Empowering University Students Through Online Multiple Choice Questions

This source preferred by Huseyin Dogan, Mihai Dupac, Elvira Bolat and David Biggins

Authors: Bolat, E., Dogan, H., Biggins, D., Dupac, M. and Crowley, E.


Start date: 14 November 2016

The benefit of using online multiple choice questions (MCQs) to test knowledge acquisition, provide reassurance to learners that required knowledge has be understood and as a tool to detect knowledge deficits or misunderstanding have long been understood. Moving the MCQ online provides an opportunity to widen access, measure participation and interaction and to test the use of theories such as gamification in raising engagement by students. Aim of this paper is to describe how Bournemouth University developed, integrated and operated the MCQ application, Peerwise, to enhance the engagement and learning of undergraduate and postgraduate students in the context of flipped class environment. Using Peerwise, students create MCQs that are answered, rated and commented on by other students. Trophies awarded for contribution, feedback and usage ensure there is interest in the ranking tables and encourage higher levels of participation. Fielding’s[1] student as researcher concept is applicable here as students can use this tool to bring about radical change in their learning[1]. The traditional tutor – student relationship is often seen as a demotivator for students[2] whereas Peerwise replaces this with self-regulated learning and a more flexible model that can be accessed at any time, from anywhere and which, crucially, gives immediate feedback and explanations. Issues surrounding the length of time taken to provide feedback and the utility of that feedback are instantly overcome. This personalised and empowering approach enables students to develop their knowledge appropriately as they undertake individual transformations[3].

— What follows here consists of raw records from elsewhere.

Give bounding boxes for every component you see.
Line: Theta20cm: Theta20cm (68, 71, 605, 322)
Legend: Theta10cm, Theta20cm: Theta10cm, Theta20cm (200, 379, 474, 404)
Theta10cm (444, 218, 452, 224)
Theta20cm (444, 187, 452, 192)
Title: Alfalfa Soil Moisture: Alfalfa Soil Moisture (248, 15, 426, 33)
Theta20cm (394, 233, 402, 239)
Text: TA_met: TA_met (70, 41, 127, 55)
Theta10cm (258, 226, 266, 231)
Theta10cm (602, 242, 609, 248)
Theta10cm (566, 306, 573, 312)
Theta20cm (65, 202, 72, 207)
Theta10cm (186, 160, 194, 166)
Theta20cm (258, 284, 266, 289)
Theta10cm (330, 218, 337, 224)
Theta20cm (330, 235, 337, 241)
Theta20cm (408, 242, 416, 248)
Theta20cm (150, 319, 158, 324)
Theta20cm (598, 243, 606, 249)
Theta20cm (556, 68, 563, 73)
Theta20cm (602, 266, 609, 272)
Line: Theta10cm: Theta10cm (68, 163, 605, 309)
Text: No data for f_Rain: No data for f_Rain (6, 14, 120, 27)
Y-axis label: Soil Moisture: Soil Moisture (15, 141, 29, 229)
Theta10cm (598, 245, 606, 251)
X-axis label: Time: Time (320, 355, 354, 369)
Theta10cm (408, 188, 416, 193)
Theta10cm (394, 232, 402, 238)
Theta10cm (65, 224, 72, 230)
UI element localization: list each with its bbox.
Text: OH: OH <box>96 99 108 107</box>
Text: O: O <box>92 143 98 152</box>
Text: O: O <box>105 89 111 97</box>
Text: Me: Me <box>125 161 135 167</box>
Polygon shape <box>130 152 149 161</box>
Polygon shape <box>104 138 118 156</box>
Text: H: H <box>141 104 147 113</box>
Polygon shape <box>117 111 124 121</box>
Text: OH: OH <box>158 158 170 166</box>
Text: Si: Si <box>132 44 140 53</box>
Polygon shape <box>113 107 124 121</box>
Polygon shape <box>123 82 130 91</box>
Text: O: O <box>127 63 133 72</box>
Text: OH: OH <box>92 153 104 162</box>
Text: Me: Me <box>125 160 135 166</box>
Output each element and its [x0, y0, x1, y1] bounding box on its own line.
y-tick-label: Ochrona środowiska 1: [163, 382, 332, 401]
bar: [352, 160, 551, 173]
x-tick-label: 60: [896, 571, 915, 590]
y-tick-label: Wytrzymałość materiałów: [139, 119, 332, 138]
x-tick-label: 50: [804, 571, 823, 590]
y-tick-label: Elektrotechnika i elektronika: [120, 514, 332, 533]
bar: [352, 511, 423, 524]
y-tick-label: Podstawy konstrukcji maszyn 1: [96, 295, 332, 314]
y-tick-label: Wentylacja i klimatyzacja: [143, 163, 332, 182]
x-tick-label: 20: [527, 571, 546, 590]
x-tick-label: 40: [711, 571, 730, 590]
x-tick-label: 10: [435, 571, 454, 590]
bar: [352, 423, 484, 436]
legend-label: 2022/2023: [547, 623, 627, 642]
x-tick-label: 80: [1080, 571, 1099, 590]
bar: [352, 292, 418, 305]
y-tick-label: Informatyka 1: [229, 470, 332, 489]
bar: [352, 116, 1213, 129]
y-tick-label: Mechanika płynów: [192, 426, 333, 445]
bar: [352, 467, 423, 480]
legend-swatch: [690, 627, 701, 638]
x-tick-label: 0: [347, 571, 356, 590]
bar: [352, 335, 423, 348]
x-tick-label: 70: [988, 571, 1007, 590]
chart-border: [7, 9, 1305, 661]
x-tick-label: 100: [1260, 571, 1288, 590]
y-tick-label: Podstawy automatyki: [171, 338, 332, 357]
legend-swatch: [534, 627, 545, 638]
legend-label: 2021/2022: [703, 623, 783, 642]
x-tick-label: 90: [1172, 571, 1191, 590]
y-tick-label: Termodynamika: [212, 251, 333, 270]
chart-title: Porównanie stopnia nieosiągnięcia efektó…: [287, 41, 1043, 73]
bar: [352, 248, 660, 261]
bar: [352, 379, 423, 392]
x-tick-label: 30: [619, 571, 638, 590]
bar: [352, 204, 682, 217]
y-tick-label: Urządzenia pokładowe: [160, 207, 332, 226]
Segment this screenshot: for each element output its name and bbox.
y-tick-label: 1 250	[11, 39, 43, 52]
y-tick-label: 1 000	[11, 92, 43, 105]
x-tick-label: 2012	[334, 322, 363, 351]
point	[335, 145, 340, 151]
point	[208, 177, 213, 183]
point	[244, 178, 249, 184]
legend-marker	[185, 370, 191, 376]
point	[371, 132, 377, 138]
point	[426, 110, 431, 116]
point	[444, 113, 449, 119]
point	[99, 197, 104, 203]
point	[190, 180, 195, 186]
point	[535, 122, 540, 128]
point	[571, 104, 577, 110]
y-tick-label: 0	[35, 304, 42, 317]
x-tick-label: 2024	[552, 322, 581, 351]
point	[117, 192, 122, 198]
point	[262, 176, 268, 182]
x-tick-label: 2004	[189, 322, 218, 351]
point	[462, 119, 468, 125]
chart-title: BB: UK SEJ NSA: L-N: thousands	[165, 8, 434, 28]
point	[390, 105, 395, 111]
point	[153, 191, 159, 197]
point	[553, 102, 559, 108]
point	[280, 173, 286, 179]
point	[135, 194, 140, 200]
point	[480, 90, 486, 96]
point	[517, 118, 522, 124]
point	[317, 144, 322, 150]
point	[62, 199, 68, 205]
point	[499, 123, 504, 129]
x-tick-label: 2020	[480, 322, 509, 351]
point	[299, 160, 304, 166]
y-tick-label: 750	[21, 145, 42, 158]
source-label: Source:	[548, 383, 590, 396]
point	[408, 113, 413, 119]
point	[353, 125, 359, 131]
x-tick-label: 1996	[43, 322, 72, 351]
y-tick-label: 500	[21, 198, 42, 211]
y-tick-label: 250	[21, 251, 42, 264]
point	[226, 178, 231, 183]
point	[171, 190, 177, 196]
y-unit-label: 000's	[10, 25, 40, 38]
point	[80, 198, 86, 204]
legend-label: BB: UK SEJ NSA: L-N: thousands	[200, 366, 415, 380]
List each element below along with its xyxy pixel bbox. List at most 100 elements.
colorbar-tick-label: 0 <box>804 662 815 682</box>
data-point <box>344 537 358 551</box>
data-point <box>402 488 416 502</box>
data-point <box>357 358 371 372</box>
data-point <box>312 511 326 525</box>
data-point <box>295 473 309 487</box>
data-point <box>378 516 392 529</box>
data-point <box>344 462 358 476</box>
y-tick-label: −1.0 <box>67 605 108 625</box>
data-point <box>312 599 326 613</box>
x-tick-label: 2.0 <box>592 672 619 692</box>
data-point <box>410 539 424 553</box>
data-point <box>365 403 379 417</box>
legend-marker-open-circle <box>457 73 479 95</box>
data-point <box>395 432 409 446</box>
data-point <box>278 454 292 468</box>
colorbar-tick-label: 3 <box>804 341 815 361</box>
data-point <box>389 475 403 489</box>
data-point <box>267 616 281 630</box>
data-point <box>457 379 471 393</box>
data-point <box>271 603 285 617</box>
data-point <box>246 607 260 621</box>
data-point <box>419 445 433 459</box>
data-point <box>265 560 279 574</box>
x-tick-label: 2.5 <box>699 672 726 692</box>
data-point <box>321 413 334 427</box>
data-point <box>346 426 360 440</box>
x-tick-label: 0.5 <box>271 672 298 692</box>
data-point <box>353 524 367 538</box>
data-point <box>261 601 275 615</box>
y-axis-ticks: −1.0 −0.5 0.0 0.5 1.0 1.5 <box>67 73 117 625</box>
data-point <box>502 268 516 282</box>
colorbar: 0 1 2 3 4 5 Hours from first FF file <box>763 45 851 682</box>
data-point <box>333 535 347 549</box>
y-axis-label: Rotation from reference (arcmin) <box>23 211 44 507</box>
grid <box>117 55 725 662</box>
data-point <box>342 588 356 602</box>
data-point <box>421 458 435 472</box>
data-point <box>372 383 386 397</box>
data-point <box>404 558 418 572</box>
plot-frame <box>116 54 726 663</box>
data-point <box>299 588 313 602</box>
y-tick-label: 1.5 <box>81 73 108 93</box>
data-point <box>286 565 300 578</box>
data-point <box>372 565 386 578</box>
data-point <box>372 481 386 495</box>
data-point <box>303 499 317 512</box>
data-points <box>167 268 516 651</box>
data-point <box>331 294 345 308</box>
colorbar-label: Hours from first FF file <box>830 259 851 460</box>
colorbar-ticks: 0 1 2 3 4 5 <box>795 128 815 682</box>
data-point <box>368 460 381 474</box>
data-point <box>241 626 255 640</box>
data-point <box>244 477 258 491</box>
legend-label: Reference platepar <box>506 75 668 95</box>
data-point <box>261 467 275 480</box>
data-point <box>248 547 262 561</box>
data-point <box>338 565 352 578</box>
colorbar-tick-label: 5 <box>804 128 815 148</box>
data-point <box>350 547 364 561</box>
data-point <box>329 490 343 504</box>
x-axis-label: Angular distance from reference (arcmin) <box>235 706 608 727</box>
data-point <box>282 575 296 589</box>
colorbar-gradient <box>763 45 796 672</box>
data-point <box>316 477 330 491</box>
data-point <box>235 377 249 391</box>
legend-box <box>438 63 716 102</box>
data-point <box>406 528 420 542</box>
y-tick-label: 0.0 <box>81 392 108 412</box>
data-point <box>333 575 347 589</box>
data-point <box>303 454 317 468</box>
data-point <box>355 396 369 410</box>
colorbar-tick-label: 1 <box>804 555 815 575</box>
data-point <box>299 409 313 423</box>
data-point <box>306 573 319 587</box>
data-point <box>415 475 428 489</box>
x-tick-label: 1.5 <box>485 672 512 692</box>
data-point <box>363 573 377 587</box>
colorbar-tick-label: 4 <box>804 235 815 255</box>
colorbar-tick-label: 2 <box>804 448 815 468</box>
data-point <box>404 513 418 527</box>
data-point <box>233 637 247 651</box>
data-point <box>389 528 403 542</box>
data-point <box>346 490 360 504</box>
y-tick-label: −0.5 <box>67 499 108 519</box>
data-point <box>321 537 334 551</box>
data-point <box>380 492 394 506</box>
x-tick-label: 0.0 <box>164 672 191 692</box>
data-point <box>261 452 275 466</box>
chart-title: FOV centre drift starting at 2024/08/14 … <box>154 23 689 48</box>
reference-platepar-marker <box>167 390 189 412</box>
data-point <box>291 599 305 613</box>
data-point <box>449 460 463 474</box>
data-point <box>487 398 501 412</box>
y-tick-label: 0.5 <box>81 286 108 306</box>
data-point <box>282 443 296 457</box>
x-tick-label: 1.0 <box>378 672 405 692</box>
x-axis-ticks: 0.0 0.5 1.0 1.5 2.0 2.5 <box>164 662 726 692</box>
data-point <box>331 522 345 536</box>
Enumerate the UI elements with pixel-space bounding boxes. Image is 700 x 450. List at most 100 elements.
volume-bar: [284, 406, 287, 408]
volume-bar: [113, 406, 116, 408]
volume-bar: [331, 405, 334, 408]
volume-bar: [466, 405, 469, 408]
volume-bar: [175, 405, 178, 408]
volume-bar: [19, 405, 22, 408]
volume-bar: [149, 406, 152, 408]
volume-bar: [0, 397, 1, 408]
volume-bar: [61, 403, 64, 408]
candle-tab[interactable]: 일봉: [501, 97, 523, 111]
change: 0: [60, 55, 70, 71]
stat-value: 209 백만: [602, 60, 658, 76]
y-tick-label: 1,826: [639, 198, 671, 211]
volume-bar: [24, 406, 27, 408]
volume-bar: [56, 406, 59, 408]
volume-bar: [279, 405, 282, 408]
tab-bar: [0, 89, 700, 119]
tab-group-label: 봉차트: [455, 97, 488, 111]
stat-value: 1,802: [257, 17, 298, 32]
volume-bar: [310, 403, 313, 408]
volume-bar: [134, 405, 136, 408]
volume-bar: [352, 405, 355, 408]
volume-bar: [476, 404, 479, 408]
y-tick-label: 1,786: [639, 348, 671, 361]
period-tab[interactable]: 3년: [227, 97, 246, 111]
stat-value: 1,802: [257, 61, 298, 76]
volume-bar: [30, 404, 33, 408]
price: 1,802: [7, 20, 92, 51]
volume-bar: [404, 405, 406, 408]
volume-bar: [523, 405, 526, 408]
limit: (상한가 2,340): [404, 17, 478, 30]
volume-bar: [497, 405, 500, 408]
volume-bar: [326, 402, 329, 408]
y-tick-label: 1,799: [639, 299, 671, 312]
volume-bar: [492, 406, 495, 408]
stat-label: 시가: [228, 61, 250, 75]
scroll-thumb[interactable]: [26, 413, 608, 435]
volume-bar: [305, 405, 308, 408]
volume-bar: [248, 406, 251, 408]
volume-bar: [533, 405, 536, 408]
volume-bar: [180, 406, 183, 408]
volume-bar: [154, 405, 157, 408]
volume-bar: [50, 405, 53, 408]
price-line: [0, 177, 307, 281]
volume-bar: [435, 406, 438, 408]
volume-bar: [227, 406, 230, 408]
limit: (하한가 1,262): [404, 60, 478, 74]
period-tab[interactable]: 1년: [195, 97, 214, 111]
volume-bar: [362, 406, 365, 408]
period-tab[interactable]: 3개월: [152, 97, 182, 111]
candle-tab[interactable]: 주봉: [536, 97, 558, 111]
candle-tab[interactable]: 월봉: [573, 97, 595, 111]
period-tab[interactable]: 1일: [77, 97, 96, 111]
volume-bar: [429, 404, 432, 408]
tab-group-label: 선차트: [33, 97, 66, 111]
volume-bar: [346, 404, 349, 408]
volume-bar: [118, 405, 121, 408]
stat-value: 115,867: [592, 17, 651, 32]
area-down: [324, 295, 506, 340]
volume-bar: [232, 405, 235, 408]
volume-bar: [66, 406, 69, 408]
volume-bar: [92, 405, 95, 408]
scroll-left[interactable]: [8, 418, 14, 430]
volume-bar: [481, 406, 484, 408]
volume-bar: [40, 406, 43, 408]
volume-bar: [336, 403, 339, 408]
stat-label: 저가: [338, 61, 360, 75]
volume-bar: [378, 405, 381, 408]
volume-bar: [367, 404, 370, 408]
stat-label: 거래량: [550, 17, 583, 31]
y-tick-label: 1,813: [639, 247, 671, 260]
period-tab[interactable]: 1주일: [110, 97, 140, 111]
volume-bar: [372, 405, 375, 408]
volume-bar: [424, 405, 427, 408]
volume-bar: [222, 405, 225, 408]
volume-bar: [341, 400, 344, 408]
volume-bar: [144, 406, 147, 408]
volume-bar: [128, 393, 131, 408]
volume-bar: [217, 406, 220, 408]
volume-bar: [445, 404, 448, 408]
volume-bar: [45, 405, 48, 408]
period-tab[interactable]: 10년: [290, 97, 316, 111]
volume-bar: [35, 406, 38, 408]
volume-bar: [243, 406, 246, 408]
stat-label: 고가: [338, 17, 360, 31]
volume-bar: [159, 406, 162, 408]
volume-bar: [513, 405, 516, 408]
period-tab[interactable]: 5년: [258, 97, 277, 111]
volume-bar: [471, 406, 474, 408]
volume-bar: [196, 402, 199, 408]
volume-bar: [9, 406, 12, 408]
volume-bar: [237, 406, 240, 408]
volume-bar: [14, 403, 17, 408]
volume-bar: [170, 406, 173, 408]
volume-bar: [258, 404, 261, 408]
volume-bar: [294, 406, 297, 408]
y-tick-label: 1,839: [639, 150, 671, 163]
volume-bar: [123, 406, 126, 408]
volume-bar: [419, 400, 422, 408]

Bournemouth University embedded Peerwise in UG units. In line with previous studies[4][5] Peerwise is found to be beneficial. After the successful trial, Bournemouth University has widened the use of MCQ through a staff-student co-creation project to generate university-wide question repositories that can be quickly and easily embedded in most taught units and which can also be used to give tutors experience and confidence in using a new technology-based learning tool and in this way to develop their own digital literacy. Peerwise allows improving student engagement by empowering students to regulate own learning processes.